Thayer is a prolific author, with numerous novels under her belt. She is best known for her novels set in Nantucket, and The Guest Cottage is no exception.

The seaside island setting provides a charming backdrop for the story, with its quaint cottages and salty breezes.

The plot revolves around two couples who meet at a rental cottage.

Sophie, an artist who has recently lost her husband, is accompanied by her best friend, the newly divorced Trevor. Meanwhile, local couple, Brooke and her husband, have their own marital issues to contend with.

The two couples quickly become intertwined as they bond over shared experiences and help each other through their respective struggles.

Thayer’s strength lies in her ability to create believable and likable characters.

Each of the four main characters is well-drawn and three-dimensional, with their own unique personalities and motivations.

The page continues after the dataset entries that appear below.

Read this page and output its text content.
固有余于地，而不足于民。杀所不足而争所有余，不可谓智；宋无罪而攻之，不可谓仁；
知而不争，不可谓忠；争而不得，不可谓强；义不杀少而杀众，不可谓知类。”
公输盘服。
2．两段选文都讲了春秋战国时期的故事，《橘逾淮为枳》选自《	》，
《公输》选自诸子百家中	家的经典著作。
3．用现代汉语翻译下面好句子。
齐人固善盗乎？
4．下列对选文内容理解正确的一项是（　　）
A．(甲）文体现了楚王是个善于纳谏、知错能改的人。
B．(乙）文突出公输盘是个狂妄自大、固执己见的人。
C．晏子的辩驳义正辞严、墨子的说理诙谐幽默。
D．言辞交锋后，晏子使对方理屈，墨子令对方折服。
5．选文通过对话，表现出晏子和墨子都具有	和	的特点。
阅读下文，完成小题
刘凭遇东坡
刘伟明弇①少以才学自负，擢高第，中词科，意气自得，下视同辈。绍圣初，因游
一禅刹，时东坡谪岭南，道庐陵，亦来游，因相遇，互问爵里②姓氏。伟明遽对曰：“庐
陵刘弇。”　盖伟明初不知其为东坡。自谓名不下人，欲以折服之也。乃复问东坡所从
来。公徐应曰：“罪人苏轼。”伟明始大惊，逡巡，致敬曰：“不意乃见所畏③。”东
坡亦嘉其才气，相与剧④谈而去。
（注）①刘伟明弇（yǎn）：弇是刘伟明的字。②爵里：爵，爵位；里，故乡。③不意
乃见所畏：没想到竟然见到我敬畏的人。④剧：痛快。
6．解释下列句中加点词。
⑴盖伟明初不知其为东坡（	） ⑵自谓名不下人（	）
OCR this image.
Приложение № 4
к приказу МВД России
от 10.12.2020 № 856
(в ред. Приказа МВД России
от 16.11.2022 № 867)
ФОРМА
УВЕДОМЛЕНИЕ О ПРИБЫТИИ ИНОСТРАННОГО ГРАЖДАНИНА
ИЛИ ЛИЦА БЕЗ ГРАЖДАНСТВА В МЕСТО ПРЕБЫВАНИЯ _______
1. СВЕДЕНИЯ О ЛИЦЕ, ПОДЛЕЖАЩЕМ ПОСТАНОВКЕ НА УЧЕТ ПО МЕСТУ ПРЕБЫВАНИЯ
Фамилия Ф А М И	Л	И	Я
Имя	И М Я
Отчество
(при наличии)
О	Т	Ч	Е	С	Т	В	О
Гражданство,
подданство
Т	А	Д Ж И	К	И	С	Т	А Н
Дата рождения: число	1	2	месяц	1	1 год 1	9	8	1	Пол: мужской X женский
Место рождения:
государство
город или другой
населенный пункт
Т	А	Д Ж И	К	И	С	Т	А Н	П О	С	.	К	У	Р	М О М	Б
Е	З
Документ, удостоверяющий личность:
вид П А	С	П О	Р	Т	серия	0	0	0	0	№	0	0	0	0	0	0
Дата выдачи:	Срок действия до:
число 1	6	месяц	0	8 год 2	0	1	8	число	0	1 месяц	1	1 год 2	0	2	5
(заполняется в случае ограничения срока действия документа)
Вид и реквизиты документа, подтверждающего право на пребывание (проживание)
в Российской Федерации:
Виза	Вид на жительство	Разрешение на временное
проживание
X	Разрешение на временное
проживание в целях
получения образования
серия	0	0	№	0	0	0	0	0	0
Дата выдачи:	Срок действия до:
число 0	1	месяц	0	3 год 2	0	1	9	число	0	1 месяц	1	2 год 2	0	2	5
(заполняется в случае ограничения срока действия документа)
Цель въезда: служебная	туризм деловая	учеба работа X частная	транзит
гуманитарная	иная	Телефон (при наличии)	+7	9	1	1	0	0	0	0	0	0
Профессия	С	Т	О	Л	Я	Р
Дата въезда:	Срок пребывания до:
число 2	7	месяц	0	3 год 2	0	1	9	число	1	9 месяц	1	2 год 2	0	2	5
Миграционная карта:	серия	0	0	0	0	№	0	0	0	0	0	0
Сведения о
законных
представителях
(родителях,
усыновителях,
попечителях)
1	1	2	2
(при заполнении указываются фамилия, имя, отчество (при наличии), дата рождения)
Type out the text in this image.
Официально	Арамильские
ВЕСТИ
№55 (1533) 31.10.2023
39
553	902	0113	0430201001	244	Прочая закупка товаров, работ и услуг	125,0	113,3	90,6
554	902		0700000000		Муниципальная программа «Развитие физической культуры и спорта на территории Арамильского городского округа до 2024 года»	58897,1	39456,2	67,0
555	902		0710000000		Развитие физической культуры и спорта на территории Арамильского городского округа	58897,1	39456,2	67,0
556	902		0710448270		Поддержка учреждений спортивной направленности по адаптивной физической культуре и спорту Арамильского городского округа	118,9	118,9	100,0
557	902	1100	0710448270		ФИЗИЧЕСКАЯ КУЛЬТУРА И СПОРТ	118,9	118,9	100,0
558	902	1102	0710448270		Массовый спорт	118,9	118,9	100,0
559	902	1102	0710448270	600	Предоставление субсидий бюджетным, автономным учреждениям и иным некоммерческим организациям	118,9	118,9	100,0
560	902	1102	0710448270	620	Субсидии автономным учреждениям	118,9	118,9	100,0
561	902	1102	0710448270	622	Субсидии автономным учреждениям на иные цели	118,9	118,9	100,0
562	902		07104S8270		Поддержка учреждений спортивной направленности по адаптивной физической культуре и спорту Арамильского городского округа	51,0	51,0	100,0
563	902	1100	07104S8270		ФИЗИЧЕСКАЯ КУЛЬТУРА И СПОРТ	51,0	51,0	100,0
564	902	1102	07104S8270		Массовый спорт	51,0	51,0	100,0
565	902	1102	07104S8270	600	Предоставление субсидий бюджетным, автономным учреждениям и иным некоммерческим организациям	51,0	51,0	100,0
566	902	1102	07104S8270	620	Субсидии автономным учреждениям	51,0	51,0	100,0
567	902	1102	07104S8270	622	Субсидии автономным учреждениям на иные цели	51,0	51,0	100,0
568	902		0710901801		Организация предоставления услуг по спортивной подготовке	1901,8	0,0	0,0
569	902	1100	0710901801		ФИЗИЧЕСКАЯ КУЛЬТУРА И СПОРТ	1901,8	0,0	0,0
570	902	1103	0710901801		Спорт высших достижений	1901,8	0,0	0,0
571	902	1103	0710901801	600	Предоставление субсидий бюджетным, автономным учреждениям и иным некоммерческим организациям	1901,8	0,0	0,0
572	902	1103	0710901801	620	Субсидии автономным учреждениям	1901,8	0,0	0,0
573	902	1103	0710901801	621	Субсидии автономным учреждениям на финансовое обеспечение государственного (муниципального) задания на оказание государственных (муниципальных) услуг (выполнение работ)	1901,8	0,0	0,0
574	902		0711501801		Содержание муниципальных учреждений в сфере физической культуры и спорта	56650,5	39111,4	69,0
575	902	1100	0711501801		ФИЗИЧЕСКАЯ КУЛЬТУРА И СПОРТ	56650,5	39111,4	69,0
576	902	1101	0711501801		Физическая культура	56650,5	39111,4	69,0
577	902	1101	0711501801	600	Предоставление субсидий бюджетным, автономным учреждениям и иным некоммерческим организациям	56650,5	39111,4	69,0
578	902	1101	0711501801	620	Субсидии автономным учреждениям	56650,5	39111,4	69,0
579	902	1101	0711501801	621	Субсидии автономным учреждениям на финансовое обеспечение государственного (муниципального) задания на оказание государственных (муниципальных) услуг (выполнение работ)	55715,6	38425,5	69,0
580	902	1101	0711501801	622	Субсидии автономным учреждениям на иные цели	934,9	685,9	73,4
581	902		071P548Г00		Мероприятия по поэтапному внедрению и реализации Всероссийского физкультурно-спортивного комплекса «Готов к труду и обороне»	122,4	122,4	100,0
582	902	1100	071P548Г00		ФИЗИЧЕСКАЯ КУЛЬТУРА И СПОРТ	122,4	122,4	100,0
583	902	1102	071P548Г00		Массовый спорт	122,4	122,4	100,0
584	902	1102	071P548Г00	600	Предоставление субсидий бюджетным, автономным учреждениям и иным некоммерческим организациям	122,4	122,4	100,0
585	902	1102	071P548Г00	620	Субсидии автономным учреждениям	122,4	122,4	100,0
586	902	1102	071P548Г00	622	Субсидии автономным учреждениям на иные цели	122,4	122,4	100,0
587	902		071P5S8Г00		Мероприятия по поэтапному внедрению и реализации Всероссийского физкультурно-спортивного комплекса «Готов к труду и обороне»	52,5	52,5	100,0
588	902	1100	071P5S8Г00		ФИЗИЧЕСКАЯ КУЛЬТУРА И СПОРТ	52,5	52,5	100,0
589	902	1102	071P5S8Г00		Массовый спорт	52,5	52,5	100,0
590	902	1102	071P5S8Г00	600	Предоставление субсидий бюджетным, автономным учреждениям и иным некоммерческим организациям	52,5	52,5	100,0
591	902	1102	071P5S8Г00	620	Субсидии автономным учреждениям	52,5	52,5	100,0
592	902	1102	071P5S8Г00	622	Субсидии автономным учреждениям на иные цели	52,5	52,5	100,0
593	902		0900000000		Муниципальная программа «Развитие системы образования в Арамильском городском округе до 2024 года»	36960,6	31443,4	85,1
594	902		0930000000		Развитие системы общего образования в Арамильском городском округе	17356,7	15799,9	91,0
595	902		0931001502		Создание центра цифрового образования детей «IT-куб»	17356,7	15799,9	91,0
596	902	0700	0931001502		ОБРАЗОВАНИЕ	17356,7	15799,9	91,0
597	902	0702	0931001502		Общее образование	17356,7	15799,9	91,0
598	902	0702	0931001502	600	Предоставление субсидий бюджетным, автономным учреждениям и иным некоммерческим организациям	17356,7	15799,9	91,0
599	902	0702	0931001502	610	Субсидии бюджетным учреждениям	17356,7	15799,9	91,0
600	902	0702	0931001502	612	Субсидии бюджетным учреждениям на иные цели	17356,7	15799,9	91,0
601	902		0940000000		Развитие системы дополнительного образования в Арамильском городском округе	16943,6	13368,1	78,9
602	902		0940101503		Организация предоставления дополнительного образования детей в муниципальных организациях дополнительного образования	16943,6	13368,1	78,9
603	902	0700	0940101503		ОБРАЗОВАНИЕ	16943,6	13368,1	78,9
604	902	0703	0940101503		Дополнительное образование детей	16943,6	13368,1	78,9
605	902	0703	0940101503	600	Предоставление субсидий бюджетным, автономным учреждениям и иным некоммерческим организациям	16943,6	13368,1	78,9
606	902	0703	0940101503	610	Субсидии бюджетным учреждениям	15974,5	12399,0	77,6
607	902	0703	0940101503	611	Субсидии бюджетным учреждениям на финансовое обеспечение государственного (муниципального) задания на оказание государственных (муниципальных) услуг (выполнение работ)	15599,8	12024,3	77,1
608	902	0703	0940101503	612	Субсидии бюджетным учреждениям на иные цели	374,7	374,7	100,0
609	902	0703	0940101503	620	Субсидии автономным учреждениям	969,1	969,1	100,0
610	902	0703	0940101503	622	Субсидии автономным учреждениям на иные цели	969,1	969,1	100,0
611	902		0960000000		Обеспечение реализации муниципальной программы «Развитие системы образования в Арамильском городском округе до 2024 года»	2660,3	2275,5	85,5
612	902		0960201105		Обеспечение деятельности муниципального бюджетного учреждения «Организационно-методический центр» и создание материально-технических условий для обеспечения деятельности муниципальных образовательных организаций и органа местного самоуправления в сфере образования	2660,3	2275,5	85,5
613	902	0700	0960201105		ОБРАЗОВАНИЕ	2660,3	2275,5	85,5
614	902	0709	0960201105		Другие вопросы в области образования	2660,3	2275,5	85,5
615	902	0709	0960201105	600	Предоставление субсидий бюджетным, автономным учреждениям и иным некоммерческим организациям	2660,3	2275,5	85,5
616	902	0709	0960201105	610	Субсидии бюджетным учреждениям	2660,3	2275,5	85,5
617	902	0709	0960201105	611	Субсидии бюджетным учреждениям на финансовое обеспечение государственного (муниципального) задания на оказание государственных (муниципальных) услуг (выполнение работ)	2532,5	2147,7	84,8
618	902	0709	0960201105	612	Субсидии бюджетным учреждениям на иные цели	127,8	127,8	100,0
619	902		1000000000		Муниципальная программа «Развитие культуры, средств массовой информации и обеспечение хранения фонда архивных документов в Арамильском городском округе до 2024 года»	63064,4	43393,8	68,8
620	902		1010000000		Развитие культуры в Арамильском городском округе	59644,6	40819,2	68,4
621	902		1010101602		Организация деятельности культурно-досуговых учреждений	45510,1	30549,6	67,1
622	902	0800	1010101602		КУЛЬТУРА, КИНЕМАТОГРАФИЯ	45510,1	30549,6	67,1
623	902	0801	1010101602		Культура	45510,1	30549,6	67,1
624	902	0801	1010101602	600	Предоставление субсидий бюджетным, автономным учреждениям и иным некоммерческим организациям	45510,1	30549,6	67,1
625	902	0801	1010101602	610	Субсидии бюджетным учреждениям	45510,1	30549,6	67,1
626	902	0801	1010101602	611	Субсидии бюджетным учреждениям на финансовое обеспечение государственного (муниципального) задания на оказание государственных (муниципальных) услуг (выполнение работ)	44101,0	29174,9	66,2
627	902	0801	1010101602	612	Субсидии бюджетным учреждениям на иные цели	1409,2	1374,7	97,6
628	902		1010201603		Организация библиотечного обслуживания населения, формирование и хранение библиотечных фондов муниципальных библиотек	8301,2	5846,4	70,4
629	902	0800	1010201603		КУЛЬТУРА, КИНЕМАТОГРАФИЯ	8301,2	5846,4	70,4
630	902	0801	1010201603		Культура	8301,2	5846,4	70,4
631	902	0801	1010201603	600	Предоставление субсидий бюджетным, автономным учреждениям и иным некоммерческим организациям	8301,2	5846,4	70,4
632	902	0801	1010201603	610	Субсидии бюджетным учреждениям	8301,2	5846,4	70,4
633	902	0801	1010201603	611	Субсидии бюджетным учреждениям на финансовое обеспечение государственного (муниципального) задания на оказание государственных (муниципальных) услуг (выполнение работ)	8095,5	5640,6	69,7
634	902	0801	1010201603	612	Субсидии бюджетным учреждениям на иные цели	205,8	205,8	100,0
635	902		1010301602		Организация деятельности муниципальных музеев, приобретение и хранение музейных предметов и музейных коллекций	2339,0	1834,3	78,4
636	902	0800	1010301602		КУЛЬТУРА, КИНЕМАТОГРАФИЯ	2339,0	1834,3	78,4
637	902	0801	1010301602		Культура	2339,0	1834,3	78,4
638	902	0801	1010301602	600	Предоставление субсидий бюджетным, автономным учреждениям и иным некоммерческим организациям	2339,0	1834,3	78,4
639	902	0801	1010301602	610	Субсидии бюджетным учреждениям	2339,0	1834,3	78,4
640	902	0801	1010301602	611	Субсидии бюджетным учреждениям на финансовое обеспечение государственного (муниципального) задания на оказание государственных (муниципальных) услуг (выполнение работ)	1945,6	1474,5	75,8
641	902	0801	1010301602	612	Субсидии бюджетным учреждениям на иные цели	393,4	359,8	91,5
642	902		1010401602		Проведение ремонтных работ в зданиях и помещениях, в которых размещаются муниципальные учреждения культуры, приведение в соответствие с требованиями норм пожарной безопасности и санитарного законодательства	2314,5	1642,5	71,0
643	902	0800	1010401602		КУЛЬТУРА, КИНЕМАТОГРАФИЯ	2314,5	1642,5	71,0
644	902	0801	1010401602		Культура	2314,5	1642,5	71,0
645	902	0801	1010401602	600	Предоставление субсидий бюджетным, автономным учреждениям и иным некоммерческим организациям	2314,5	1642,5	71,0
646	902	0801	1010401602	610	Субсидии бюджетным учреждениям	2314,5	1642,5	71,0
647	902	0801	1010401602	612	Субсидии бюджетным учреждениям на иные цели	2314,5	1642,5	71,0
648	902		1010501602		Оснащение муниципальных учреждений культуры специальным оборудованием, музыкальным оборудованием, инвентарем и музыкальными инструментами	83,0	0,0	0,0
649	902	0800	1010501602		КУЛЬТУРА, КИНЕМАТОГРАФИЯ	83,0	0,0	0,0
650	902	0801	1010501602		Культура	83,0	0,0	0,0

Sophie, in particular, is a sympathetic character who readers will root for as she navigates life after loss.

However, the novel suffers from a lack of conflict and tension, particularly in the latter half of the book. The plot meanders along without any real stakes, brewing a sense of stagnation in the story.

The ending is also somewhat predictable and unsatisfying, with loose threads left hanging.

Despite its flaws, The Guest Cottage is an enjoyable read with important takeaways, particularly around the themes of grief and finding oneself after tragedy.

It is a great summer beach read, especially for fans of Thayer’s previous works.

Overall, The Guest Cottage is a solid 3.5 out of 5 stars.

While it falls short in some areas, it is a well-written and engaging novel with memorable characters and beautiful descriptions of Nantucket life.